Russell Strand held up a 100-piece puzzle box as a metaphor for a typical criminal case, each piece inside representing a specific memory a victim has of the crime that investigators try to put together.
But when victims experience trauma, he said, their puzzle requires a different approach.
"What happens in trauma is this," he said, throwing a dozen pieces in the air. What victims don't get, he said, is the puzzle box — with its picture of the complete puzzle.
Strand used the example to illustrate the reasoning behind his specialized method of interviewing and working with victims of trauma and sexual assault, which he taught Tuesday to about 125 Minneapolis and University of Minnesota police officers. Prosecutors from Ramsey and Hennepin counties also attended the program.
The training comes at a time when sexual assault on college campuses has been in the national spotlight, and as Minneapolis prepares for more sex trafficking when the city hosts the Super Bowl next year.

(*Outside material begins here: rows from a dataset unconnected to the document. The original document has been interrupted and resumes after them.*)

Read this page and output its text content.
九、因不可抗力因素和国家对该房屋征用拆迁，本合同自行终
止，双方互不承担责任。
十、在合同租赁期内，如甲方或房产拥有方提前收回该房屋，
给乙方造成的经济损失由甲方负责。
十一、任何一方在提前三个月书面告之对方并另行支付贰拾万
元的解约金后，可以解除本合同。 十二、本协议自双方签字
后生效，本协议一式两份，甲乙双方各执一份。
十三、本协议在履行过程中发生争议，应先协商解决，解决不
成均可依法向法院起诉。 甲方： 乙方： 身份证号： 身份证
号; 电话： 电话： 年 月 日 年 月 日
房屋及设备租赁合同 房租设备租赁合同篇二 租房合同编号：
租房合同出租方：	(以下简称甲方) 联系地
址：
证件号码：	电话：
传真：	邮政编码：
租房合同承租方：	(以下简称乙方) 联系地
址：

Strand, a retired U.S. Army special agent and former chief of behavioral sciences, education and training at the Army's military police school, developed his victim-centric approach after working with victims and learning how trauma affects their brains.
He said the typical "who, what, when, where, why and how" questions that investigators ask are difficult for trauma victims to answer because the brain's prefrontal cortex often shuts down during traumatic events, leaving victims with only experiential details.
It doesn't make sense, he said, that investigators are trained to seek information that victims often don't remember.